Standing with a co-worker at The Rayback Collective on the first evening of this year’s AAN Convention in Boulder, Erik Cushman approached us. A publisher at Monterey Country Weekly for over 20 years, he was far from a convention newbie.
I, on the other hand, just started working at Pittsburgh City Paper in August of 2018, and it was my first time attending anything AAN related. To make matters embarrassingly worse, my introvert side had kept me from talking to a single person besides other PGH City Paper staff all day.
So, when Cushman came up to introduce himself, my first question was, “As an experienced conference attendee, what’s the best advice you have for a first-timer?”

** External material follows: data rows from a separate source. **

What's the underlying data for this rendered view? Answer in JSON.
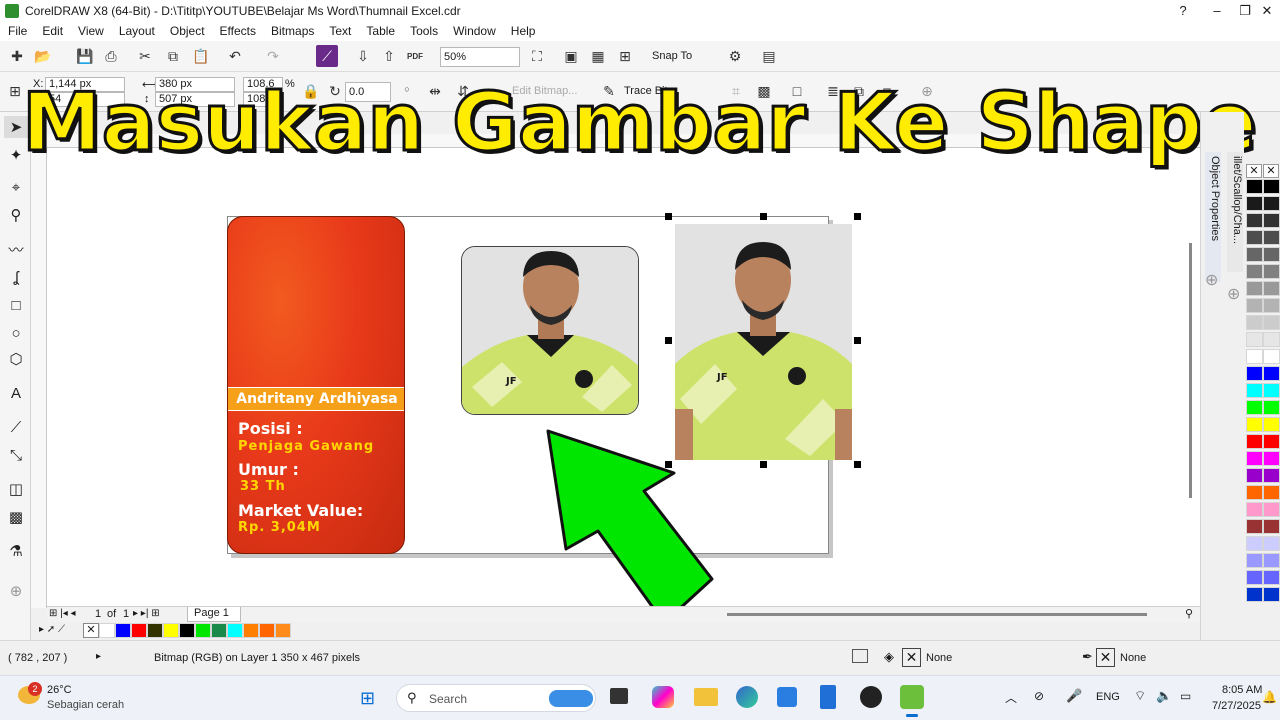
{
  "window": {
    "title": "CorelDRAW X8 (64-Bit) - D:\\Tititp\\YOUTUBE\\Belajar Ms Word\\Thumnail Excel.cdr",
    "controls": [
      "?",
      "–",
      "❐",
      "✕"
    ]
  },
  "menu": [
    "File",
    "Edit",
    "View",
    "Layout",
    "Object",
    "Effects",
    "Bitmaps",
    "Text",
    "Table",
    "Tools",
    "Window",
    "Help"
  ],
  "toolbar": {
    "zoom": "50%",
    "snap_to": "Snap To",
    "pdf": "PDF"
  },
  "property_bar": {
    "x_label": "X:",
    "x": "1,144 px",
    "y_label": "Y:",
    "y": "54",
    "width": "380 px",
    "height": "507 px",
    "scale_w": "108.6",
    "scale_h": "108.6",
    "percent": "%",
    "rotation": "0.0",
    "edit_bitmap": "Edit Bitmap...",
    "trace_bitmap": "Trace Bit"
  },
  "headline": "Masukan Gambar Ke Shape",
  "card": {
    "name": "Andritany Ardhiyasa",
    "position_label": "Posisi :",
    "position_value": "Penjaga Gawang",
    "age_label": "Umur :",
    "age_value": "33 Th",
    "market_label": "Market Value:",
    "market_value": "Rp. 3,04M"
  },
  "docker": {
    "tab1": "Object Properties",
    "tab2": "illet/Scallop/Cha..."
  },
  "pages": {
    "current": "1",
    "of": "of",
    "total": "1",
    "tab": "Page 1"
  },
  "status": {
    "coords": "( 782 , 207 )",
    "info": "Bitmap (RGB) on Layer 1 350 x 467 pixels",
    "fill": "None",
    "outline": "None"
  },
  "taskbar": {
    "weather_temp": "26°C",
    "weather_desc": "Sebagian cerah",
    "weather_badge": "2",
    "search": "Search",
    "lang": "ENG",
    "time": "8:05 AM",
    "date": "7/27/2025"
  },
  "colors": {
    "card_red": "#e8391a",
    "card_orange": "#f6a019",
    "arrow_green": "#00e600",
    "headline_yellow": "#ffec00",
    "jersey_green": "#cde26a"
  },
  "palette_colors": [
    "#000000",
    "#1a1a1a",
    "#333333",
    "#4d4d4d",
    "#666666",
    "#808080",
    "#999999",
    "#b3b3b3",
    "#cccccc",
    "#e6e6e6",
    "#ffffff",
    "#0000ff",
    "#00ffff",
    "#00ff00",
    "#ffff00",
    "#ff0000",
    "#ff00ff",
    "#9900cc",
    "#ff6600",
    "#ff99cc",
    "#993333",
    "#ccccff",
    "#9999ff",
    "#6666ff",
    "#0033cc"
  ],
  "doc_palette_colors": [
    "#ffffff",
    "#0000ff",
    "#ff0000",
    "#333300",
    "#ffff00",
    "#000000",
    "#00e600",
    "#1a8a4a",
    "#00ffff",
    "#ff7f00",
    "#ff6600",
    "#ff8c1a"
  ]
}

His answer: “Talk to everyone.”
There’s a reason why conferences and conventions don’t stop at sessions and speaker talks. The parties, happy hours, and even catered meals held are a chance for attendees to mix and mingle with like-minded individuals that most might not cross paths with otherwise.
I didn’t think about the importance of talking with other alt-weeklies until I was sitting on the plane home. Reflecting back, I realized that there’s typically one alt-weekly per major city, the staffs of which are ever dwindling as print media falls behind digital. This means besides connecting online or chatting with my co-workers, it’s a rarity to converse with those in the same niche. Yes, there are other journalists and newspapers that I can talk to in my area, but alt-weeklies can be profane and offbeat, a little bit informal, fun yet newsy at the same time. We’re not your mama’s newspaper.
Therefore, what was probably more valuable to me than the sessions was hearing how other AAN members run their papers. Hearing about the struggles they face, which I thought was singular to my workplace; learning what works for them, what’s been going well; and most importantly, seeing young faces, knowing that fresh options and viewpoints are getting a chance to be heard.
For anyone choosing to attend an AAN convention for the first time, mingle, mingle, mingle. Go to the after-hours events. Be open to new people and experiences. And learn from me — don’t forget your business cards.